The Poetic Journal, Defined


Near the end of an extended email conversation I had with Joanne Kyger (who may arguably be considered the founder of American poetic journals), she defined the genre: 'Poetic journal' ....for me it means a kind of movement back and forth from prose-like descriptive narrative bridges into shorter 'poem' like lines. Like the haibun style. And the element of time, happening in the moment, aware of the moment. Tight, spare. Etc. (20 October 2005).

During our conversation, Kyger kept linking the poetic journal lineage to the Japanese "nikki," a la "nikki bungaku" and "nikki uta." In an essay about this lineage, Hank Glassman has this to say about Japanese poetic diaries. (Notice how similar this sounds to Kyger's definition):

"The first work of Japanese prose, Tosa nikki, compiled by Ki no Tsurayuki around 935, belongs to a genre known to modern scholars as the poetic diary, uta nikki.
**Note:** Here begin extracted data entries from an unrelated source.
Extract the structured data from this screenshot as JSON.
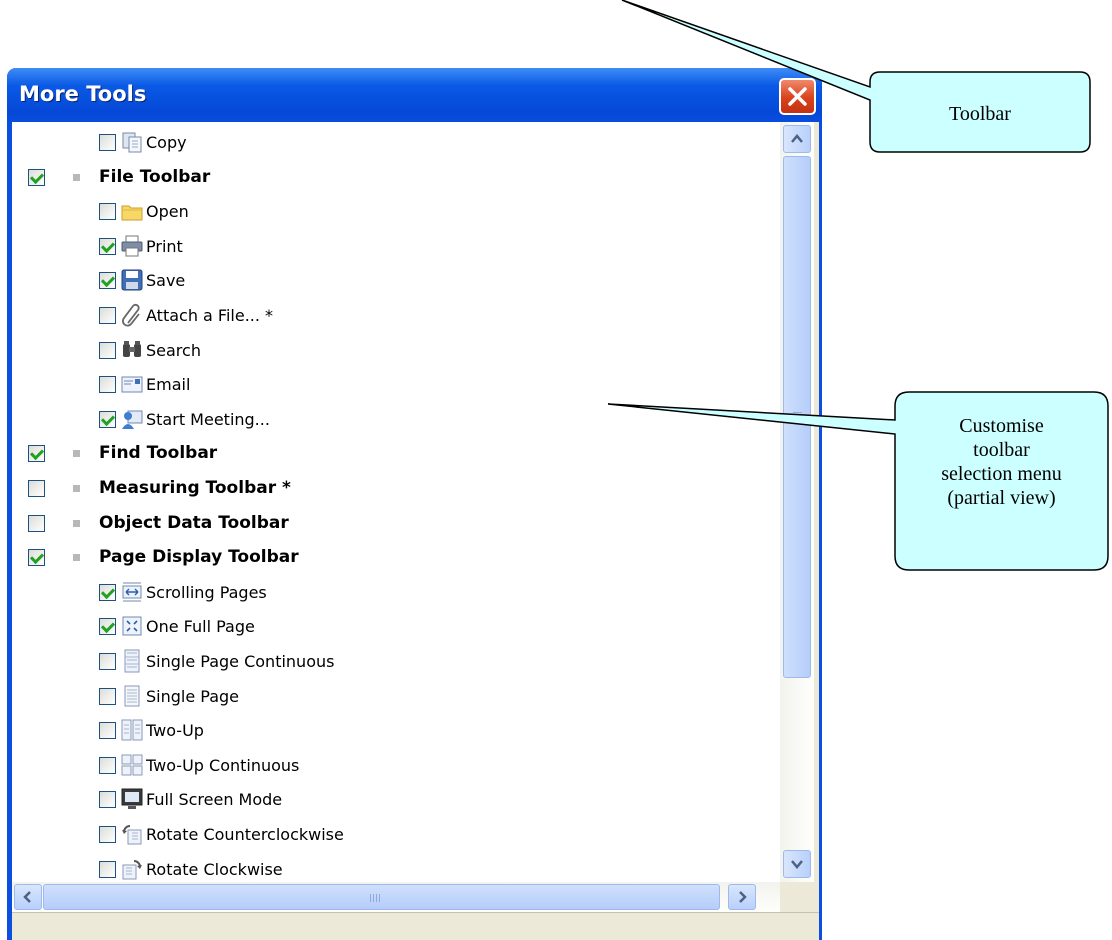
{
  "window": {
    "title": "More Tools",
    "close_icon": "close-icon"
  },
  "callouts": {
    "toolbar": "Toolbar",
    "customise_lines": [
      "Customise",
      "toolbar",
      "selection menu",
      "(partial view)"
    ]
  },
  "list": [
    {
      "kind": "item",
      "label": "Copy",
      "checked": false,
      "icon": "copy-icon"
    },
    {
      "kind": "group",
      "label": "File Toolbar",
      "checked": true
    },
    {
      "kind": "item",
      "label": "Open",
      "checked": false,
      "icon": "folder-icon"
    },
    {
      "kind": "item",
      "label": "Print",
      "checked": true,
      "icon": "printer-icon"
    },
    {
      "kind": "item",
      "label": "Save",
      "checked": true,
      "icon": "floppy-disk-icon"
    },
    {
      "kind": "item",
      "label": "Attach a File... *",
      "checked": false,
      "icon": "paperclip-icon"
    },
    {
      "kind": "item",
      "label": "Search",
      "checked": false,
      "icon": "binoculars-icon"
    },
    {
      "kind": "item",
      "label": "Email",
      "checked": false,
      "icon": "envelope-icon"
    },
    {
      "kind": "item",
      "label": "Start Meeting...",
      "checked": true,
      "icon": "meeting-icon"
    },
    {
      "kind": "group",
      "label": "Find Toolbar",
      "checked": true
    },
    {
      "kind": "group",
      "label": "Measuring Toolbar *",
      "checked": false
    },
    {
      "kind": "group",
      "label": "Object Data Toolbar",
      "checked": false
    },
    {
      "kind": "group",
      "label": "Page Display Toolbar",
      "checked": true
    },
    {
      "kind": "item",
      "label": "Scrolling Pages",
      "checked": true,
      "icon": "scrolling-pages-icon"
    },
    {
      "kind": "item",
      "label": "One Full Page",
      "checked": true,
      "icon": "fit-page-icon"
    },
    {
      "kind": "item",
      "label": "Single Page Continuous",
      "checked": false,
      "icon": "single-page-continuous-icon"
    },
    {
      "kind": "item",
      "label": "Single Page",
      "checked": false,
      "icon": "single-page-icon"
    },
    {
      "kind": "item",
      "label": "Two-Up",
      "checked": false,
      "icon": "two-up-icon"
    },
    {
      "kind": "item",
      "label": "Two-Up Continuous",
      "checked": false,
      "icon": "two-up-continuous-icon"
    },
    {
      "kind": "item",
      "label": "Full Screen Mode",
      "checked": false,
      "icon": "monitor-icon"
    },
    {
      "kind": "item",
      "label": "Rotate Counterclockwise",
      "checked": false,
      "icon": "rotate-counterclockwise-icon"
    },
    {
      "kind": "item",
      "label": "Rotate Clockwise",
      "checked": false,
      "icon": "rotate-clockwise-icon"
    }
  ],
  "scrollbars": {
    "up_icon": "chevron-up-icon",
    "down_icon": "chevron-down-icon",
    "left_icon": "chevron-left-icon",
    "right_icon": "chevron-right-icon"
  },
  "colors": {
    "titlebar": "#0a4fe0",
    "callout_fill": "#ccffff",
    "check": "#21a121"
  }
}
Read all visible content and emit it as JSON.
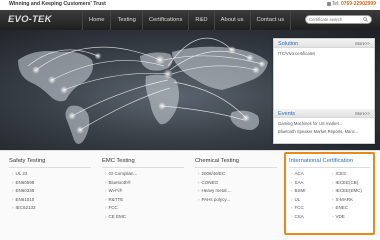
{
  "header": {
    "tagline": "Winning and Keeping Customers' Trust",
    "phone_label": "Tel:",
    "phone": "0769-22902999"
  },
  "nav": {
    "logo": "EVO-TEK",
    "items": [
      "Home",
      "Testing",
      "Certifications",
      "R&D",
      "About us",
      "Contact us"
    ],
    "search_placeholder": "Certificate search",
    "search_icon": "search-icon"
  },
  "solution": {
    "title": "Solution",
    "more": "More>>",
    "items": [
      "ITC/Vivo certificates"
    ]
  },
  "events": {
    "title": "Events",
    "more": "More>>",
    "items": [
      "Gaming Machines for US market...",
      "Bluetooth Speaker Market Reports, Manc..."
    ]
  },
  "columns": [
    {
      "title": "Safety Testing",
      "items": [
        "UL 22",
        "EN60598",
        "EN60335",
        "EN61010",
        "IEC62133"
      ]
    },
    {
      "title": "EMC Testing",
      "items": [
        "GI Complian...",
        "Bluetooth®",
        "Wi-Fi®",
        "R&TTE",
        "FCC",
        "CE EMC"
      ]
    },
    {
      "title": "Chemical Testing",
      "items": [
        "2008/46/EC",
        "CONEG",
        "Heavy metal ...",
        "PAHs polycy..."
      ]
    }
  ],
  "international": {
    "title": "International Certification",
    "left": [
      "ACA",
      "SAA",
      "BSMI",
      "UL",
      "FCC",
      "CSA"
    ],
    "right": [
      "ICES",
      "IECEE(CB)",
      "IECEE(EMC)",
      "S-MARK",
      "ENEC",
      "VDE"
    ]
  },
  "colors": {
    "accent_orange": "#e88a1a",
    "link_blue": "#2a6fb0",
    "nav_bg": "#2a2a2a"
  }
}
The poetic diaries of classical Japanese literature are anthologies of poems strung together by narrative prose sections. Often these works, especially travel diaries, were intended as primers of poetry in which the author would offer critique of the poems collected, note their successful aspects, and point up their deficiencies. In such a case, the poems could have all been composed by the author and spoken by characters in the diary; they could be actual poems received from lovers, family members, and other corespondents, or ones heard at poetry gatherings. These works, several of which will be discussed below and referred to simply as diaries, were not kept as records of daily events, but rather written as reminiscences, remembrances of the past based on draft copies of poems sent and saved scraps of poems received."
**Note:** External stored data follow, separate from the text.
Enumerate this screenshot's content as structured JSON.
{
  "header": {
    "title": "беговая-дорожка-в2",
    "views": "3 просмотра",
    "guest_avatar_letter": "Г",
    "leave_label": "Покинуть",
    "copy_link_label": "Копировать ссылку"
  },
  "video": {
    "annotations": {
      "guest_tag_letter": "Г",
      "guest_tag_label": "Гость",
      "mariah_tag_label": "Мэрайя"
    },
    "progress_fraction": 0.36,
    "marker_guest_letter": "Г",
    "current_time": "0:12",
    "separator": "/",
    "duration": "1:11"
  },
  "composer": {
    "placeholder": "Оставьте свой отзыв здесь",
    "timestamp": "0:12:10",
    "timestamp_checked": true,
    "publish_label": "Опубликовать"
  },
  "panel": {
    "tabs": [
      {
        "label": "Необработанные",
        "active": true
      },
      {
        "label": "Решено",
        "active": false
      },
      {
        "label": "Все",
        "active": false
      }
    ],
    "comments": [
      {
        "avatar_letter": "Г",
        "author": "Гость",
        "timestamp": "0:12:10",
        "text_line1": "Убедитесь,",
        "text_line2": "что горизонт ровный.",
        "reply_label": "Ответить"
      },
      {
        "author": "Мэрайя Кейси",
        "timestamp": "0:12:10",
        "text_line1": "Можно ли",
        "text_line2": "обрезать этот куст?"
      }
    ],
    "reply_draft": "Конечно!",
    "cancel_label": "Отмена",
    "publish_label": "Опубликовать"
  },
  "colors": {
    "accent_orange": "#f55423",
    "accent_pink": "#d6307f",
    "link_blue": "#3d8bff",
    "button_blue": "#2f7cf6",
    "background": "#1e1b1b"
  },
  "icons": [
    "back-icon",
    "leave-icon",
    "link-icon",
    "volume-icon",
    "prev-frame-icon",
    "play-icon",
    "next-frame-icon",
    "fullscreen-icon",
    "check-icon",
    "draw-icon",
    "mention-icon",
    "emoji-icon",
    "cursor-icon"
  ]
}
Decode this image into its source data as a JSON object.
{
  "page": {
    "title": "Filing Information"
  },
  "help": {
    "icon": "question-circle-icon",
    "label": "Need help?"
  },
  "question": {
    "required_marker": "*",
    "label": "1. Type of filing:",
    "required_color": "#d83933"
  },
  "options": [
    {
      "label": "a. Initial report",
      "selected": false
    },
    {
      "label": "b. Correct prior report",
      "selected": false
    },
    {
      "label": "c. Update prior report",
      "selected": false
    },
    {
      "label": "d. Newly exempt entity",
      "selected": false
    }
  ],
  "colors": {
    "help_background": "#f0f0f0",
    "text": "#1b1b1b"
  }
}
This is interesting take on poetic journals, however, I don't entirely ascribe to idea that this definition works for poetic journals as Tyler Doherty and I describe them in For the Time Being, especially the anthologizing aspect of the poems, or the idea that they are a kind of working notebook. Doherty makes a clear distinction between the intention of a writer's notebooks and the intention of a poetic journal (the first being private writing that is published secondarily, the second being writing that is personal, but that is still intended for publication, or at least an audience beyond the writer herself). With that said, I am interested in how this idea of the poetic journal as a series of "poems strung together by narrative prose sections" fits into the genre as a whole. If we viewed poetic journals strictly through this prism, we would be forced to eliminate a number of very fine writers from the booklist including Paul Blackburn , Larry Eigner, and even Doherty himself. If looked at this way, however, it does shed some light on the working process of writers like Andrew Schelling, Kyger, Michael Rothenberg, and Gary Snyder, who all write poetic journals that conform to this somewhat narrow definition.
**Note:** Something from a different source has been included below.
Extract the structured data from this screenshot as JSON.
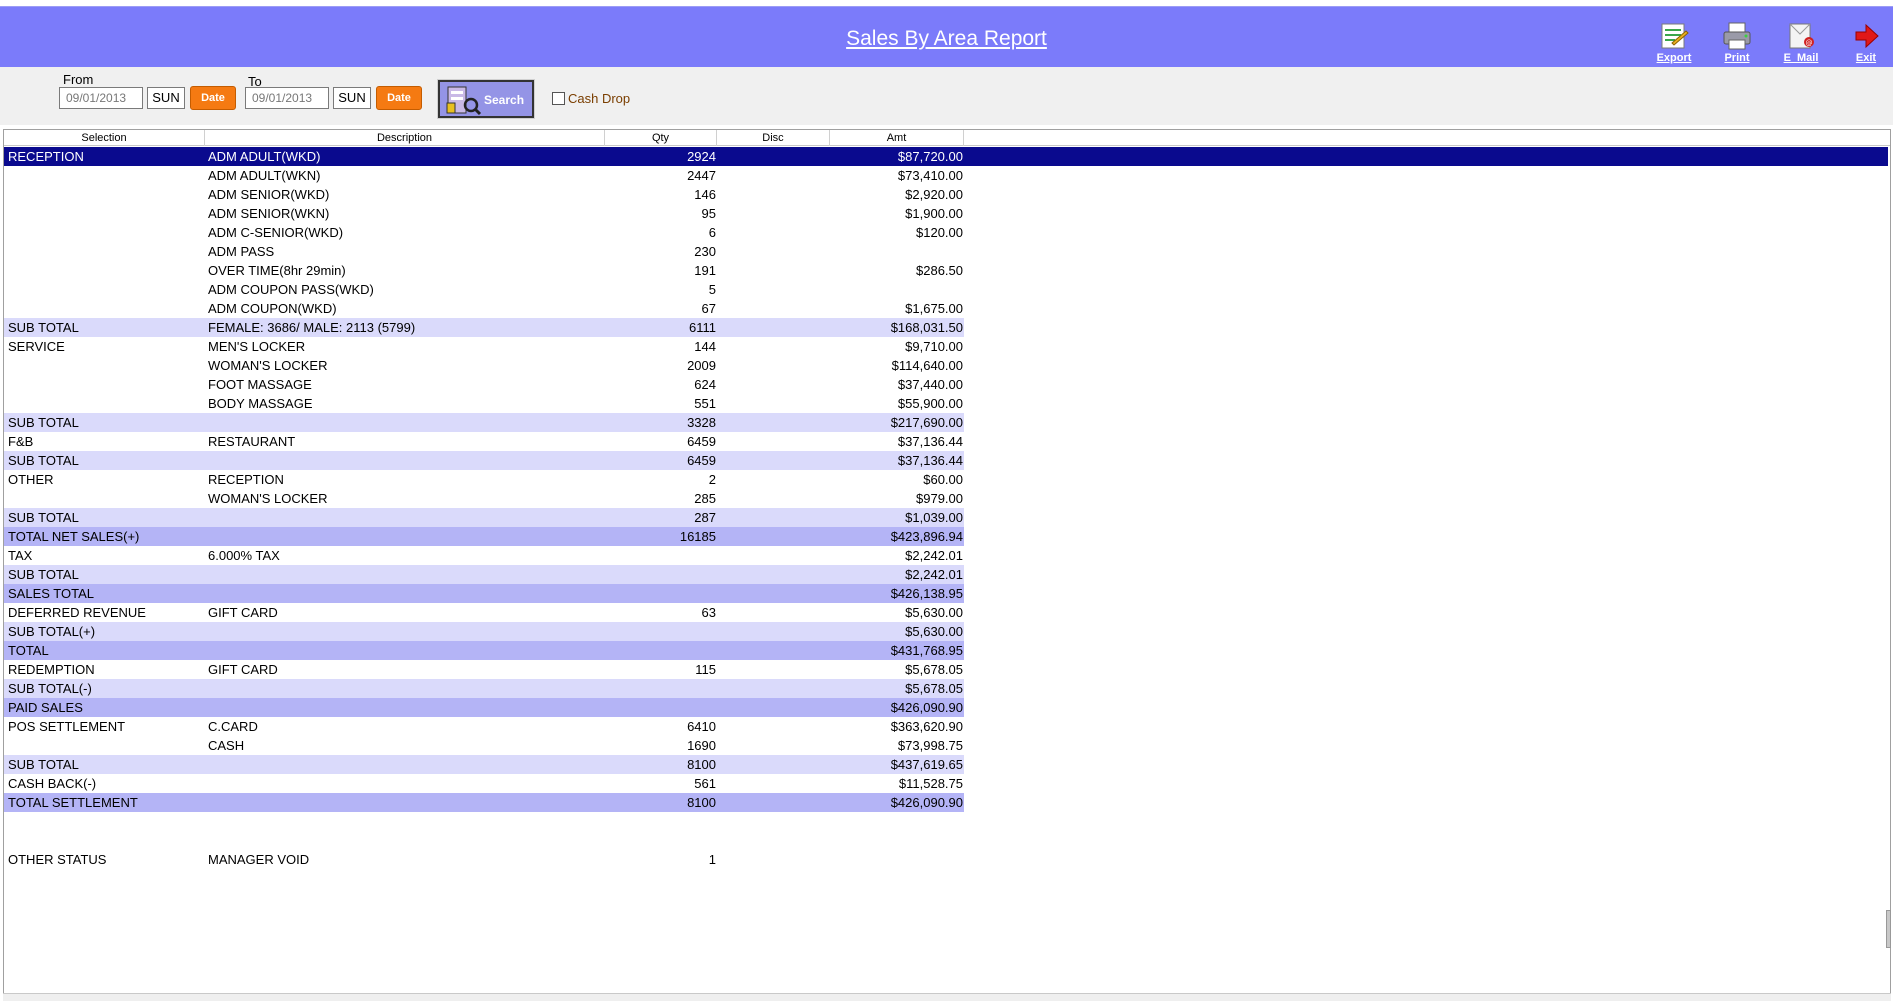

More than anything, I think this definition tells us how closely aligned these Beat and post-beat writings are to the Japanese nikki. Another interesting tidbit is that Kyger's lauded journal of her Japanese experiences with Snyder, Strange Big Moon, is not written in the nikki style. In my conversations with Kyger, I have learned that she simply had not read the Japanese poetic diaries until the mid 1970s or so. After she reads these diaries, however, her writing unquestionably changes.

In conclusion, I'm still in favor of poetic journals casting a wider net. I see the usefulness of the poetic diary form, and I do view poetic diaries as a subset of poetic journals, but it would seem a shame to me to limit the genre to such narrow confines.